Design B, cards on top
Summary cards above the detailed breakdown.
Design C, stacked
Scenario A above Scenario B, with adjustable controls.
Going in, the stakeholders and I expected Design C to win. The sequential, guided flow felt more educational, like we were walking people through the decision. Users wanted the opposite. They picked the side-by-side layout decisively, because seeing both options at once matched how they actually weigh a trade-off. They didn't want to be guided through the choice. They wanted to see it. That was the moment the project stopped running on our instincts and started running on theirs. Design A became the spine of the experience.

the redesign
An experience built around clarity
With the direction settled, the redesign delivered on the reframe: make the decision clear enough that people could act on it alone.
Compare at a glance
The new Claiming Strategy page puts scenarios side by side, so the comparison lives in the interface instead of in the user's memory.
See the break-even year
A break-even visualization shows exactly when waiting starts to pay off, turning an abstract idea into a number people can act on.

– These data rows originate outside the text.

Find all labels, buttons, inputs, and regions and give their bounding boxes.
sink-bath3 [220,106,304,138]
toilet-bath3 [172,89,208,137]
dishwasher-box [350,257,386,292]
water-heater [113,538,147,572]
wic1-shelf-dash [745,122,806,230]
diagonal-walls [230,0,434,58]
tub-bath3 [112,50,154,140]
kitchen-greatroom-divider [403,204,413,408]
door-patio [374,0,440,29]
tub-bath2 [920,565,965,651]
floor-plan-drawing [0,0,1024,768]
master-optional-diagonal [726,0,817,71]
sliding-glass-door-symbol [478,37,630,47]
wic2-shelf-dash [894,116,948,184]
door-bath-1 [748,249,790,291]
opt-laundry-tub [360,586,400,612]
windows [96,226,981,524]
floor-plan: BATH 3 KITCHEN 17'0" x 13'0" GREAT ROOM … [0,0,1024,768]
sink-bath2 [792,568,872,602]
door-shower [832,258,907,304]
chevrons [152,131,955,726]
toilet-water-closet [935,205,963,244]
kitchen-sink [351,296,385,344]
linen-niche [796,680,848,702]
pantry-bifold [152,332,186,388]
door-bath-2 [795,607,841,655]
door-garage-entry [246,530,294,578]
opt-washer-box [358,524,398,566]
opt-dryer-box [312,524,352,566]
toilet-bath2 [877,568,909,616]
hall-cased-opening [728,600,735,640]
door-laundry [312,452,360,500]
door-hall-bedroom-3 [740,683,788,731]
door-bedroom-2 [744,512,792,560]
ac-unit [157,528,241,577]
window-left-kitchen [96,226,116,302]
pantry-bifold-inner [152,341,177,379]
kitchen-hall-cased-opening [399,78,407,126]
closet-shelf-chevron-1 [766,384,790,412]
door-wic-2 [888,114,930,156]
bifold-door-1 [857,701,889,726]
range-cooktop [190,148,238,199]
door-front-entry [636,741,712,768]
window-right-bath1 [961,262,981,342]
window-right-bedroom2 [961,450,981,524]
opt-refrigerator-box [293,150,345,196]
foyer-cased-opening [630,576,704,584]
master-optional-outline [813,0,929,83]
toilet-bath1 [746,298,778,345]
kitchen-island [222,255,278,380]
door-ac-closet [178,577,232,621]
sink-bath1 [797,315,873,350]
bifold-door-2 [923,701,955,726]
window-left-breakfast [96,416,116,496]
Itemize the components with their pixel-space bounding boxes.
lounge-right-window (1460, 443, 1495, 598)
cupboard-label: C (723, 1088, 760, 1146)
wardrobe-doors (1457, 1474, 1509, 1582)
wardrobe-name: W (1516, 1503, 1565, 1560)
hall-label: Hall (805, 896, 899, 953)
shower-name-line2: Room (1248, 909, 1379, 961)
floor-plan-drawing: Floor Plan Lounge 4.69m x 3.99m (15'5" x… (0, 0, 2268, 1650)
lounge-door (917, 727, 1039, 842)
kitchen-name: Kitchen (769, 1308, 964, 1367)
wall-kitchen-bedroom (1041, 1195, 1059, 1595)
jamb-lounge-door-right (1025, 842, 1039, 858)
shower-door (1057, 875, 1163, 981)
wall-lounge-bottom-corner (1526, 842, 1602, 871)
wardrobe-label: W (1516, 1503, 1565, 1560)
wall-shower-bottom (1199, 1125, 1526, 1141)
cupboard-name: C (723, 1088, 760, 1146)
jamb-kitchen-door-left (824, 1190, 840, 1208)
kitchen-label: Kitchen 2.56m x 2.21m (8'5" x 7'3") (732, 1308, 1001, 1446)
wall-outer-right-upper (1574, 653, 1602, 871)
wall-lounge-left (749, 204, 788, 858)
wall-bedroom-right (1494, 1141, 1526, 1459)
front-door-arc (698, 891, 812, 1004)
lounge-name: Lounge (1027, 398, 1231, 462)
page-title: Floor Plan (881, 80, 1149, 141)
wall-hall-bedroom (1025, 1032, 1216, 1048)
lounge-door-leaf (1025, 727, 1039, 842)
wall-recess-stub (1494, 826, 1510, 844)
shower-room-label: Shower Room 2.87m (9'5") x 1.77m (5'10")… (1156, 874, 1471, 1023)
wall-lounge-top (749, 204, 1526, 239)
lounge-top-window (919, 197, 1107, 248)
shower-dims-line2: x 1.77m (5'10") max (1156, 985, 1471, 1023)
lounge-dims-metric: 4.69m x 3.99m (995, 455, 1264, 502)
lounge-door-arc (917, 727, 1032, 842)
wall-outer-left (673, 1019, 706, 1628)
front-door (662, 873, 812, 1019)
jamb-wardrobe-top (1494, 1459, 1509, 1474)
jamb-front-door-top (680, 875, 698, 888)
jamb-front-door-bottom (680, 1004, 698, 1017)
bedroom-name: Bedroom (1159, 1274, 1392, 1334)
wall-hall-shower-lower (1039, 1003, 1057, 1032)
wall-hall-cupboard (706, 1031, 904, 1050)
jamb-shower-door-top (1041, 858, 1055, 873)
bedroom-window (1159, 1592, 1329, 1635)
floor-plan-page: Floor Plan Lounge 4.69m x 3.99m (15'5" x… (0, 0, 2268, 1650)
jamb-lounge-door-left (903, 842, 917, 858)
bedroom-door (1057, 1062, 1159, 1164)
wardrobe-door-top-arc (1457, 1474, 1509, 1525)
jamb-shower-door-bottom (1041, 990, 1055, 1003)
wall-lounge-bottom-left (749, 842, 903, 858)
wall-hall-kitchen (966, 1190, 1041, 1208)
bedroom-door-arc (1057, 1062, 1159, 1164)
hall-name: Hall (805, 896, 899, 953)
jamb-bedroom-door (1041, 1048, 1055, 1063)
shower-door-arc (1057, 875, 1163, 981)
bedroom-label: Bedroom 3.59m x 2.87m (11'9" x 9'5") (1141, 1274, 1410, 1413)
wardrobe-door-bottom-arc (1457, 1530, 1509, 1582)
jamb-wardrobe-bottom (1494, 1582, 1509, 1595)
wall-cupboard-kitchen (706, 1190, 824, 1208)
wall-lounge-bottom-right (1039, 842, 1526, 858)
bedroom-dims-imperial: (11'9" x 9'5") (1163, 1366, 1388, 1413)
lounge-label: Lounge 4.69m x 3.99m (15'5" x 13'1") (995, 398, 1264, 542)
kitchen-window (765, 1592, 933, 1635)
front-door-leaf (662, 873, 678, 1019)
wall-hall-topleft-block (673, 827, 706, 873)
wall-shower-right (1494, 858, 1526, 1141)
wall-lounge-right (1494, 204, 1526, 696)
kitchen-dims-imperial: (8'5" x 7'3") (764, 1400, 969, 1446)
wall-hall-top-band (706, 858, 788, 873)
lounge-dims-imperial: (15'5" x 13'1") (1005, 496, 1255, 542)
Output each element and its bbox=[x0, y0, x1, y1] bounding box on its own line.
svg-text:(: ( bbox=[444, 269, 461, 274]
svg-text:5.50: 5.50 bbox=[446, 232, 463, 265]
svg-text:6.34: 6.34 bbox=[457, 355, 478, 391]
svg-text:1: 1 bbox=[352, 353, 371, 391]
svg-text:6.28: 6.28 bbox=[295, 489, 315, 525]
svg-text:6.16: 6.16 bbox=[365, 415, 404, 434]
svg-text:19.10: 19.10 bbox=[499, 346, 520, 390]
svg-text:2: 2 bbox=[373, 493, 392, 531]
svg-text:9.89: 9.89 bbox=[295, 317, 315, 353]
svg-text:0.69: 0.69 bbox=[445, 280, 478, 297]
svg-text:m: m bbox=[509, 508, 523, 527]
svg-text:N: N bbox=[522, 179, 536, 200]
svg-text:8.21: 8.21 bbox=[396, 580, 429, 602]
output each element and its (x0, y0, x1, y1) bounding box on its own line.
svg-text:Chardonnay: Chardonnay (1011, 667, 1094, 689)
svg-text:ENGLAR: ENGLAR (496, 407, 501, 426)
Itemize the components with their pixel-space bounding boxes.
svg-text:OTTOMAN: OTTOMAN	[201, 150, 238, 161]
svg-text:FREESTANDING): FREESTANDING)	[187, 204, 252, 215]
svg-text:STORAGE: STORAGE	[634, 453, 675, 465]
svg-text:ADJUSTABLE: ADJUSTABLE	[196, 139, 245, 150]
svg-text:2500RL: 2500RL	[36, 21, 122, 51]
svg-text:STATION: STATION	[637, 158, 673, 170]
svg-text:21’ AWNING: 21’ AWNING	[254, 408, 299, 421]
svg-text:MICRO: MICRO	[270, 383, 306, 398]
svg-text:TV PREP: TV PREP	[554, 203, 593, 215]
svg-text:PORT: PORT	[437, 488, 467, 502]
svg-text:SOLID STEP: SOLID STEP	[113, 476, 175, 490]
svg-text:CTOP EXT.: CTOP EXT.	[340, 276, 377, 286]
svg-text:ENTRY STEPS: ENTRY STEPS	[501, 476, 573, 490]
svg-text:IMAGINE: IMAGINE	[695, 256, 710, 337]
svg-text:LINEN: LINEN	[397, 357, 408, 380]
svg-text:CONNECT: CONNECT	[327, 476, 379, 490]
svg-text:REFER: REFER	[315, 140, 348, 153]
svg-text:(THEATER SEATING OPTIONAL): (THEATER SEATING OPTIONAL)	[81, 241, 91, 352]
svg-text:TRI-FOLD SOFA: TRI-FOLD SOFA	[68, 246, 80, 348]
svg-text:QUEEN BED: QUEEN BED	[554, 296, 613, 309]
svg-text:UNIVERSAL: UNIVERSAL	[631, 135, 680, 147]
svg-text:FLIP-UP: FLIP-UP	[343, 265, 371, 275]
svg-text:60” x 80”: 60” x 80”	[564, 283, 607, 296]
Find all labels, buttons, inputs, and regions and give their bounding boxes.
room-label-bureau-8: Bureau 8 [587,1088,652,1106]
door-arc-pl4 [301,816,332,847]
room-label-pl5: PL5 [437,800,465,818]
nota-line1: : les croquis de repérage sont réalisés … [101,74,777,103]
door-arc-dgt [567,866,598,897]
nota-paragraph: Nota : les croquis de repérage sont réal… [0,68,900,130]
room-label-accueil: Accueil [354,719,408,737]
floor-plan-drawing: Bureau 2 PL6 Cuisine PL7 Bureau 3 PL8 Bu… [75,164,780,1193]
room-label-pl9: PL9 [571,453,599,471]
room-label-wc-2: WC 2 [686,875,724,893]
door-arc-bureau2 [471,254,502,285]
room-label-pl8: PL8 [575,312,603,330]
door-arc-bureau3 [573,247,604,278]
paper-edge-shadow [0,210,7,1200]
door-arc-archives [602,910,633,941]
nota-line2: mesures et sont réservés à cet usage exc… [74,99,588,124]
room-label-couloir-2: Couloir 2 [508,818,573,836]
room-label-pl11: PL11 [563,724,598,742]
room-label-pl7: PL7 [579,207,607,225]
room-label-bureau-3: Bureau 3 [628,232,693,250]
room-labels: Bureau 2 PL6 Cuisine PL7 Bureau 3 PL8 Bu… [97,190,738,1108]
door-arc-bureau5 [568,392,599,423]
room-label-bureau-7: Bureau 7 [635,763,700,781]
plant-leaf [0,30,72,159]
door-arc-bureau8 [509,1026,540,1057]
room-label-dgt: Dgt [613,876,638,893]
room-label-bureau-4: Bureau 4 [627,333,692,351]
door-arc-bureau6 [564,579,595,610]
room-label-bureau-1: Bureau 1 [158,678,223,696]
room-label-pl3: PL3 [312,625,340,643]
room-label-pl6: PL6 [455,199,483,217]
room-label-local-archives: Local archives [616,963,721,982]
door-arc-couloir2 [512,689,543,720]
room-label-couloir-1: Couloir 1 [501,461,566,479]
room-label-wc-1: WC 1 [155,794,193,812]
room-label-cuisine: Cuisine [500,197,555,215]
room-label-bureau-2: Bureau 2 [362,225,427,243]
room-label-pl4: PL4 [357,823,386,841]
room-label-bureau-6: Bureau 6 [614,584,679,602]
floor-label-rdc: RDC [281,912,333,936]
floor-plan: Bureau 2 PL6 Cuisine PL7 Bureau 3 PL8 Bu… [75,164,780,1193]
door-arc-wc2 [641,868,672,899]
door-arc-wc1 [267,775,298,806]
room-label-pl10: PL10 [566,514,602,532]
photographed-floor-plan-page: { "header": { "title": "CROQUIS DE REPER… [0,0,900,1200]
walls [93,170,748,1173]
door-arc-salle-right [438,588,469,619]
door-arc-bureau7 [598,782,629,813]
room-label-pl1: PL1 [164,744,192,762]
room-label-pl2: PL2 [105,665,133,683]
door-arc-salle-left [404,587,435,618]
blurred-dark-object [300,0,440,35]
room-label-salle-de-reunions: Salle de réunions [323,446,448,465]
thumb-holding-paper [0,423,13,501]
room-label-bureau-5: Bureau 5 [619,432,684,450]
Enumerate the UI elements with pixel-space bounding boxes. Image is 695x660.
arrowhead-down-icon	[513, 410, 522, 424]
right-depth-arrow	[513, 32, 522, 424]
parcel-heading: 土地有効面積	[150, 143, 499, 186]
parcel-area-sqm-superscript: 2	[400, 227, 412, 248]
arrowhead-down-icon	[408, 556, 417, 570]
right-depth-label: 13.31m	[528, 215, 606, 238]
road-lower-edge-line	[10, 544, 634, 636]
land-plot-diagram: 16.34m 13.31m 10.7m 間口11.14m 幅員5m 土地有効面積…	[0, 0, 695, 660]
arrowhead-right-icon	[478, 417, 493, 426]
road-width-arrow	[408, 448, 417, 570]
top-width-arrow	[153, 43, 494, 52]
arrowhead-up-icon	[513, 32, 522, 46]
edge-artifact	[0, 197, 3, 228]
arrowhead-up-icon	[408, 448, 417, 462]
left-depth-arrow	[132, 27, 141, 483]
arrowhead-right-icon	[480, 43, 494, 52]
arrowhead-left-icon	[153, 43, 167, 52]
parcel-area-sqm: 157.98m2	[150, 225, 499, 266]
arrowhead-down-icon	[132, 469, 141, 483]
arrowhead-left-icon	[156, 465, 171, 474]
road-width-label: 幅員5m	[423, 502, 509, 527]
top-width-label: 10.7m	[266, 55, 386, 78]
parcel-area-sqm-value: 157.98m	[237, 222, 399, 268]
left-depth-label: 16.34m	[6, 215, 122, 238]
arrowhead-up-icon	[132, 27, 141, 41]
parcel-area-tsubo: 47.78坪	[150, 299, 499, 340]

Understand the monthly benefit
A monthly breakdown shows what someone would receive, not just a lifetime total. It didn't exist in the old tool, and research had flagged it as essential to confidence.
Explain the why
When one strategy is clearly stronger, the tool now explains the reasoning behind it, so people can trust the recommendation instead of calling an advisor to confirm it.
Then the flow itself. I consolidated the core married path from six pages to four by combining related inputs, removing redundant confirmation steps, and using progressive disclosure to surface complexity only when it was needed. Accessibility was a design decision from the first concept rather than a retrofit. Aligning early with Pixel Peppers and A11y throughout meant the final Governance pass had little to flag.
impact
Impact, before launch
The redesign is in development, targeted for Q4 2025, so there's no production analytics yet to set against the old tool. What I can show is concrete and structural. The core married flow is 33% shorter, four pages instead of six, with no loss of the information users needed. That reduction targets the drop-off the research exposed. The direction is validated, not assumed. The central comparison model was chosen by users over the version the team first preferred, so the riskiest decision in the redesign was settled before a line of production code.
The comparison pattern also proved general enough to travel. I carried it into a separate product, for a different team with different stakeholders, and the SSBC research backed the decision to use it again.
Built on the research, the experience is designed to reduce mid-flow drop-off and to cut the advisor escalations that came from people who couldn't decide on their own. I'm calling those expectations rather than results, because that's what they are, and I'd rather say so plainly than dress a projection up as an outcome.
For confidentiality reasons I've omitted specific business figures. The shape of the improvement is real; the absolute numbers stay internal.
(The full experience is built on the current FDS, which matters for consistency and maintainability across the Lifetime Financial Help area.)
reflection
What I took away
Trust is what earns you scope
I came onto this project after other designers had already cycled through it. A steady cadence of check-ins and keeping stakeholders looped in is what built the standing to argue for a redesign much bigger than the original ask. Without that trust, the reframe stays a slide nobody approves.
Research is for finding where you're wrong, not confirming where you're right
The clearest proof was the comparison test, where the team's preferred direction lost and the work was better for it.
Documentation is a deliverable
Developers and business stakeholders treated the Figma file as the source of truth, so keeping it clean, annotated, and current was part of shipping the work, not cleanup afterward.